Before and After: How To Fix 3 Dreadful eLearning Design Errors
The challenges for designing eLearning courses are more than just developing course content. If you plan to attract and keep learners in your course, there are certain design strategies you need to focus on. Just to name a few, your course needs to be easy to navigate, appealing to the eye without being cluttered and contain quality graphics.
Here are three possible problems with your eLearning design along with suggestions of ways to improve the structure, content and graphics.
1) Poor Course Structure: Before and After
This refers to how learners navigate through your course and locate the information they are looking for. Usually poor course architecture results from no planning. That translates into a cobbled together course where the flow from module to module, or page to page is not intuitive.
Poor Course Structure: The Before
If the course’s navigation structure is not intuitive, difficult, tedious and time-consuming, users give up and move on. Being unable to proceed to the next section or having difficulties finding where to go next frustrates users.
Poor Course Structure: The After
The improved eLearning design has navigation tools with options to meet the needs of all learners. It is clear to the learner what topics are featured and navigation to those topics is intuitive.

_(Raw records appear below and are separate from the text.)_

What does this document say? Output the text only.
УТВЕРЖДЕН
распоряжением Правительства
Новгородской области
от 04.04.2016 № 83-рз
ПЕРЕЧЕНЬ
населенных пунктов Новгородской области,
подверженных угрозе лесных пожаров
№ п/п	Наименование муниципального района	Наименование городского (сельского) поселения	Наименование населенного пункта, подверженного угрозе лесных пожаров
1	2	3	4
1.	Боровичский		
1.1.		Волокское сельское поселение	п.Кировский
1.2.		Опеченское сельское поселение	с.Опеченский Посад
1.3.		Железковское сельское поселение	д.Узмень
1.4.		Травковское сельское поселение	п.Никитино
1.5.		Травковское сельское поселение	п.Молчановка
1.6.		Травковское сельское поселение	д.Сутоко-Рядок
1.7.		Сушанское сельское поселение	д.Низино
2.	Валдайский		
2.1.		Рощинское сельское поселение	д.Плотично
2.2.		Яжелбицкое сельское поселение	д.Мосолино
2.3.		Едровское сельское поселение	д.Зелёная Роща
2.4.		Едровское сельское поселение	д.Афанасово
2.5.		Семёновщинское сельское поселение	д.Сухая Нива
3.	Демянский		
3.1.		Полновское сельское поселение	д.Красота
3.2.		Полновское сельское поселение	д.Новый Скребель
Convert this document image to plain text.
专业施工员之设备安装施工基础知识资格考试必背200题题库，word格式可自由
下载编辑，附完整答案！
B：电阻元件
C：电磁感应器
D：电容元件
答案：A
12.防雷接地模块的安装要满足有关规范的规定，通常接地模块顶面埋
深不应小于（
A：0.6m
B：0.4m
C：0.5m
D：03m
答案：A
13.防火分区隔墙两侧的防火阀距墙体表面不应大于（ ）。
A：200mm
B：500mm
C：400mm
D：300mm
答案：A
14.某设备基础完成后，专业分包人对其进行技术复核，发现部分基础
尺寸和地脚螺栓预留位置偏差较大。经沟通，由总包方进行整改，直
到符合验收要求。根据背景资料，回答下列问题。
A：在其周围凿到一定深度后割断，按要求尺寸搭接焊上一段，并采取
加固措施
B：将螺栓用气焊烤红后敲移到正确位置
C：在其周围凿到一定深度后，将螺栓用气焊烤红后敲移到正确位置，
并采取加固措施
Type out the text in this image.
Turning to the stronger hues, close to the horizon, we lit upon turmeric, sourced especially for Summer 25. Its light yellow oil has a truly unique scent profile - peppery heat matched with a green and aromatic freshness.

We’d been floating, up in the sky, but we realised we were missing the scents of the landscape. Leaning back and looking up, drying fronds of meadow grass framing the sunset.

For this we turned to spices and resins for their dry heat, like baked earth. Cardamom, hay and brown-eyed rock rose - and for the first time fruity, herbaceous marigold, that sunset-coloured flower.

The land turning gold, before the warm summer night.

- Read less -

The necessary components of the course structure may vary, but certainly all the major parts must be included:
Also, keep in mind the following elements when structuring your course effectively:
- In addition to the standard “next” and “back” buttons, add arrow icons as options..
- Add a simple menu or table of contents so learners can quickly find content.
- Group content into logical modules (avoid creating modules that exceed 8-10 pages).
- Provide “breadcrumbs.” This is a technique that allows users to easily find their way back to the main menu after they have been navigating through your course. It's essential that at any time users are able to find their way forward, their way back and to see where they are in relation to where they started and where they are going.
- Give the learner as much control as possible in how they get their information.
2) Content-crammed Course: Before and After
Content should be easily understandable. You want the course to guide learners, not confuse them. Learners are often limited in the time they have and they want to avoid information overload.
Content-crammed course: The Before
Clearly the problem in this example is that there is so much content presented that users cannot decide what icon to click or what to do next. While the prupose may be to teach a lot of information, what actually happens is that learners become confused. They do not understand the point of all the overwhelming, extra content and leave the course. The poor balance of text, images, and multi-media doesn't help you grab your learners’ attention either. There is a combination of too much information, decoration, and unneeded clutter. You can easily fix this with an improved eLearning design.
Content-crammed course: The After
In order to improve a screen filled with text, the first thing you must do is to use short paragraphs and lines. When presenting text, make it in short, clearly focused modules.
Relevant information is clear and easily accessible. Putting less on the screen will have a deeper impact. By leaving more white space and removing a lot of content you give your learners a chance to breathe.
Other clever techniques to avoid content-crammed courses:
- Leave more white space and remove content that belongs on another screen.
- Highlight the most important information so learners can immediately focus on what they need to know.
- Provide a method of doing a quick search so learners with a limited amount of time can quickly study chunks of material for a specific lesson.
- Provide comprehensive, interactive content in different formats such as Word documents, PDFs, PowerPoints, audios and videos with the length of the document or time to view the video or listen to the audio are clearly marked.
3) Noticeably outdated visuals: Before and After
Visuals (images, photos, clip-art, charts, etc) are vital to keeping learners engaged and are an important role in eLearning design. But, they shouldn’t be gratuitous; they must be appropriate and serve a purpose.
Noticeably outdated visuals: The Before
Do not add graphics just for the sake of having a graphic. Some eLearning sites include pixelated pictures, muffled audio and grainy videos that were taken with a shaky cam. This type of graphic makes your eLearning course appear outdated and unprofessional. A few simple design tweaks can remedy this.
Noticeably outdated visuals: The After
Graphics are now clear and updated. Low quality pieces that made the course seem unprofessional were updated with high-quality graphics. Images are appropriate, descriptive, and are directly relate to the content on the screen.
What are some of the worst eLearning offenses that affect engagement levels? What have you changed on your course to improve performance?